Messieurs les Juges,

1. L' objet de la présente affaire est, en bref, le suivant:

Vers la fin de l' année 1988, le Parlement européen a organisé un concours général destiné à pourvoir un emploi de chef de division pour diriger son bureau d' information de Paris.

M. Jean-Louis Burban, fonctionnaire de grade A 4 au Parlement, a souhaité participer au concours et a adressé par suite son acte de candidature. Le jury ne l' a toutefois pas admis à concourir, au motif qu' il n' avait pas joint les pièces justificatives se rapportant aux études et à l' expérience professionnelle dont il se prévalait dans l' acte de candidature. Après ce rejet, il y a eu un échange de notes entre le jury et M. Burban, qui contestait le bien-fondé de la décision du jury. M. Burban a
en particulier indiqué n' avoir pas transmis les pièces justificatives en raison de ce qu' il avait contacté le chef du service "statut et gestion du personnel" à la division du personnel du Parlement, qui l' avait informé de ce que les annexes nécessaires aux fins de l' examen de sa candidature, qui se trouvaient dans son dossier personnel, seraient directement communiquées au jury par l' administration du Parlement. Le jury a cependant maintenu sa décision.

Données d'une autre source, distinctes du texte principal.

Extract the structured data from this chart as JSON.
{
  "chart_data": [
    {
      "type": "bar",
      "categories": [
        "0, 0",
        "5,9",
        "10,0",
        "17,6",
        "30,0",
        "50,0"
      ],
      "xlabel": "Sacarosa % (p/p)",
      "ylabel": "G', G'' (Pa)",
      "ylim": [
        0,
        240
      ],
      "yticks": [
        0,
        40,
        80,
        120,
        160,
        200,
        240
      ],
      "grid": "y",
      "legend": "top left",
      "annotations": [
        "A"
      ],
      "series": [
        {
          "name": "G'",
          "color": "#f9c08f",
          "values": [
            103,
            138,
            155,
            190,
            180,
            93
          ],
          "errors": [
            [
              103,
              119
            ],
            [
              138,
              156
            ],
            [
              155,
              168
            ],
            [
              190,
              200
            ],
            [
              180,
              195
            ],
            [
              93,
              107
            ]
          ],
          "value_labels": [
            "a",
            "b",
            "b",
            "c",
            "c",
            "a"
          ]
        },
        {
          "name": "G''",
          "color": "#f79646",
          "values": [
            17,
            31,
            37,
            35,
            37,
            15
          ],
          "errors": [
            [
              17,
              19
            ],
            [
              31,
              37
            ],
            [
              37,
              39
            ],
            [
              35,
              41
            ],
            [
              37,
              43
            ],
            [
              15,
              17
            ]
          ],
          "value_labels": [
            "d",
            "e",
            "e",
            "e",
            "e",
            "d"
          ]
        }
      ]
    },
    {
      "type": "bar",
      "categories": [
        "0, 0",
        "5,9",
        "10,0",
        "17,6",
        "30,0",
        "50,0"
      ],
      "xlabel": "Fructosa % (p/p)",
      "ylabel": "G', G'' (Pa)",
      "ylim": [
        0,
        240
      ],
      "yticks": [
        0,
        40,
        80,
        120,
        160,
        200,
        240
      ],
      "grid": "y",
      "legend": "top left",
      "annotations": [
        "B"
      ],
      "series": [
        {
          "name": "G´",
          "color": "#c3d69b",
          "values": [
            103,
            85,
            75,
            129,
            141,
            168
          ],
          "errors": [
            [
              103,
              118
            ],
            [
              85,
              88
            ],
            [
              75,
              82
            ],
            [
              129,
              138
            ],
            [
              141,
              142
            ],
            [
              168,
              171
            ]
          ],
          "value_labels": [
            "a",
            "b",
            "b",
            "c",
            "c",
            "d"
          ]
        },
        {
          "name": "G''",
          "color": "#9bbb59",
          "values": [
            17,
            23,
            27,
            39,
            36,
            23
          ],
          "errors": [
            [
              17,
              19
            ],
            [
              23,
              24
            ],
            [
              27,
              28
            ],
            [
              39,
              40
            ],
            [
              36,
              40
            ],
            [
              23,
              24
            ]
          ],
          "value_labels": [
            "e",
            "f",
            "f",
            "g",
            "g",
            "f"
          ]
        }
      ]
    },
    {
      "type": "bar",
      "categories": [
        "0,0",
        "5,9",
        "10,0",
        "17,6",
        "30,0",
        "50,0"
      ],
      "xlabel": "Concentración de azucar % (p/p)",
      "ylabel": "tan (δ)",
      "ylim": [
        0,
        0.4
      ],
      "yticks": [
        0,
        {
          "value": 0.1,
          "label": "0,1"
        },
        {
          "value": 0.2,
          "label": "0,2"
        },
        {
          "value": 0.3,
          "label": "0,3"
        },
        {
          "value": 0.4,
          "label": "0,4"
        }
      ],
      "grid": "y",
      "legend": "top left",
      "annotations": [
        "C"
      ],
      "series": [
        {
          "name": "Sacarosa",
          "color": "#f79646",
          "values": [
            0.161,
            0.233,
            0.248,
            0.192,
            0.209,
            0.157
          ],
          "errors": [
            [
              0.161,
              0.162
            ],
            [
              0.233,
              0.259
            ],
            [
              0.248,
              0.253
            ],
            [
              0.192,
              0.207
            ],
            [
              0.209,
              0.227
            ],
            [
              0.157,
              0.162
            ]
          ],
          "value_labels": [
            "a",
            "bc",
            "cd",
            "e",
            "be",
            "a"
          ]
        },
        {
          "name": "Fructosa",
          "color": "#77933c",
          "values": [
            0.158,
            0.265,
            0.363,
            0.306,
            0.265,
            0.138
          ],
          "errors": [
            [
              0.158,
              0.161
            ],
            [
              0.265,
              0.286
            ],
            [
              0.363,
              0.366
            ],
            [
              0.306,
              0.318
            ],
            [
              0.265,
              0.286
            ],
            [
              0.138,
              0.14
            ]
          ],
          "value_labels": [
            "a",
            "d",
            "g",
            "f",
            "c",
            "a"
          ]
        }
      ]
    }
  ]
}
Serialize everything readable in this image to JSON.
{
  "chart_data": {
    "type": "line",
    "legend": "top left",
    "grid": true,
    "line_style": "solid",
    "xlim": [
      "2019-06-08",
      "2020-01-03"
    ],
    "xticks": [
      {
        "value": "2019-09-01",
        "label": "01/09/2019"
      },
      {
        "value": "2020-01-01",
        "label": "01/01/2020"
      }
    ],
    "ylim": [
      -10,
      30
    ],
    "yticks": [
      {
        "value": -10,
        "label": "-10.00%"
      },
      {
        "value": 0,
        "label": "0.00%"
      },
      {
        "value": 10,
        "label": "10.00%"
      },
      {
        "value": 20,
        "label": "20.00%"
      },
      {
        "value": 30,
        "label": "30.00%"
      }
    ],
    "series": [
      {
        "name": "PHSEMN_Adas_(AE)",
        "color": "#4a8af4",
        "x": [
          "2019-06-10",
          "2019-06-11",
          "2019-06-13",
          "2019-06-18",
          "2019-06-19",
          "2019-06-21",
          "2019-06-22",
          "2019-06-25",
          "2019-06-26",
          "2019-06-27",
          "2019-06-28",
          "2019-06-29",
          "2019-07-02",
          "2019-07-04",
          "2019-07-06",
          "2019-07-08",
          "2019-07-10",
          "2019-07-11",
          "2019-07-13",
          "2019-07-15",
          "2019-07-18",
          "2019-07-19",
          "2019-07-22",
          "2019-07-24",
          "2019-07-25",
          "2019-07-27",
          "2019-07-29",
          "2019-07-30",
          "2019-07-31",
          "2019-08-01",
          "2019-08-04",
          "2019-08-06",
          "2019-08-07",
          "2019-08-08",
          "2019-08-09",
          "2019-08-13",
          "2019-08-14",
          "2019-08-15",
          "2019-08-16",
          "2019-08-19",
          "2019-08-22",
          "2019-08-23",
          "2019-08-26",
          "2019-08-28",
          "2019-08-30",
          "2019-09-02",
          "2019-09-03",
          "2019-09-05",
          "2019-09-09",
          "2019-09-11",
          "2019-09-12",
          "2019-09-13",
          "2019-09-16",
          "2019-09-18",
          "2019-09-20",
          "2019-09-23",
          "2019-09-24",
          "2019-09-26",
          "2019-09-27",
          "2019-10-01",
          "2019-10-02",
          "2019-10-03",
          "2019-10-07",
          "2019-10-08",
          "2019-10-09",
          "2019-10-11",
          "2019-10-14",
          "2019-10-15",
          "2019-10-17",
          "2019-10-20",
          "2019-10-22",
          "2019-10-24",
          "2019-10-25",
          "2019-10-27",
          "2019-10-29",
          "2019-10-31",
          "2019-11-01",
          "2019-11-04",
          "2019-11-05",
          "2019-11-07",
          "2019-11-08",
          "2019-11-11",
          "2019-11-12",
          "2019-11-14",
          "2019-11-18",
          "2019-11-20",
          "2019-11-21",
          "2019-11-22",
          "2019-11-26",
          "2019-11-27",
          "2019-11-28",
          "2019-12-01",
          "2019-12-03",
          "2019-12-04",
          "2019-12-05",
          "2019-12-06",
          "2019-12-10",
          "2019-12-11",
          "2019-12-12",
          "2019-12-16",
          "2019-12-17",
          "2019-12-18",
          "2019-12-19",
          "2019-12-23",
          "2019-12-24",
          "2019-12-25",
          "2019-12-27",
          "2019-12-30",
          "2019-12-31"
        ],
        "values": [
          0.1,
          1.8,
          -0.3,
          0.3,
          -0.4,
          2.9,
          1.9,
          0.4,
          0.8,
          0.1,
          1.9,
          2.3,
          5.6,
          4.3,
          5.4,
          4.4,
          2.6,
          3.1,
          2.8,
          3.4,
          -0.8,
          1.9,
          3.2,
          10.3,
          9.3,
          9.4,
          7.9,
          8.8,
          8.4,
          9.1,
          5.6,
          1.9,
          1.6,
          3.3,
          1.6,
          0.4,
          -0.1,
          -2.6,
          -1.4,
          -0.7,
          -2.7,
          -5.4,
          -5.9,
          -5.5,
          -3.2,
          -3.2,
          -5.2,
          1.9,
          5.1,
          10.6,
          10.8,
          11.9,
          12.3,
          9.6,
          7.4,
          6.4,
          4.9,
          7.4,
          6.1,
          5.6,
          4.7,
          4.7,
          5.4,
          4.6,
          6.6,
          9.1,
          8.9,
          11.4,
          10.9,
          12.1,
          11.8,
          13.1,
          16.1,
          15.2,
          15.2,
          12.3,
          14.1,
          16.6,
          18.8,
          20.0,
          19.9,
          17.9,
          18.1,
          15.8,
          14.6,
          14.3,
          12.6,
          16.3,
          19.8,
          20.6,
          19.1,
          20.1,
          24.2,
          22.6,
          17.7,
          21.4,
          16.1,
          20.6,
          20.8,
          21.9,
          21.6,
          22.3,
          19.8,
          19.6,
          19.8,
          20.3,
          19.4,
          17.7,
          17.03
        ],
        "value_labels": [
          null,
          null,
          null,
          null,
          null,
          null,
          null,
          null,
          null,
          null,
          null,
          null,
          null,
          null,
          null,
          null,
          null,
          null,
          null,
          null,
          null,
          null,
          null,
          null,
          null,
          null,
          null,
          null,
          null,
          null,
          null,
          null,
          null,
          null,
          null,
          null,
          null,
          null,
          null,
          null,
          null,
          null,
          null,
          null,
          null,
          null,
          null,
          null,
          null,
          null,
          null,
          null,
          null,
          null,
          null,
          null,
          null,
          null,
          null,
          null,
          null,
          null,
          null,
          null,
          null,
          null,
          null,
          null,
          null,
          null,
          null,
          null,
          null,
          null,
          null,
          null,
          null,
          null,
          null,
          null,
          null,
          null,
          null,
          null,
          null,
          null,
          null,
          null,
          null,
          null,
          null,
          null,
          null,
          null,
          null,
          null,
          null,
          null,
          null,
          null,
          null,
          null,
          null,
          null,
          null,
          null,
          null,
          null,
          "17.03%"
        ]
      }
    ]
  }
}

M. Burban a déposé un recours contre le Parlement aux fins de l' annulation de la décision du jury. Par arrêt du 20 juin 1990, le Tribunal de première instance a rejeté le recours (1). M. Burban s' est pourvu contre cet arrêt devant la Cour. Il estime incorrect que l' erreur par lui commise, consistant à ne pas avoir joint à son acte de candidature les pièces justificatives nécessaires, ait eu des conséquences aussi sérieuses. L' erreur revêtait, selon lui, un caractère purement formel, qu' il était
aisé de redresser. Il estime au reste qu' il y avait lieu, en raison de circonstances particulières, de notamment lui donner cette possibilité. En premier lieu, parce qu' en tout cas un des membres du jury était parfaitement conscient de ce qu' il remplissait les conditions de fond pour participer au concours et, en second lieu, parce que l' erreur reposait sur la circonstance qu' il s' en était remis aux informations qu' il avait reçues du fonctionnaire précité au Parlement, qui aurait dû être au
courant de la procédure qu' il convenait de suivre.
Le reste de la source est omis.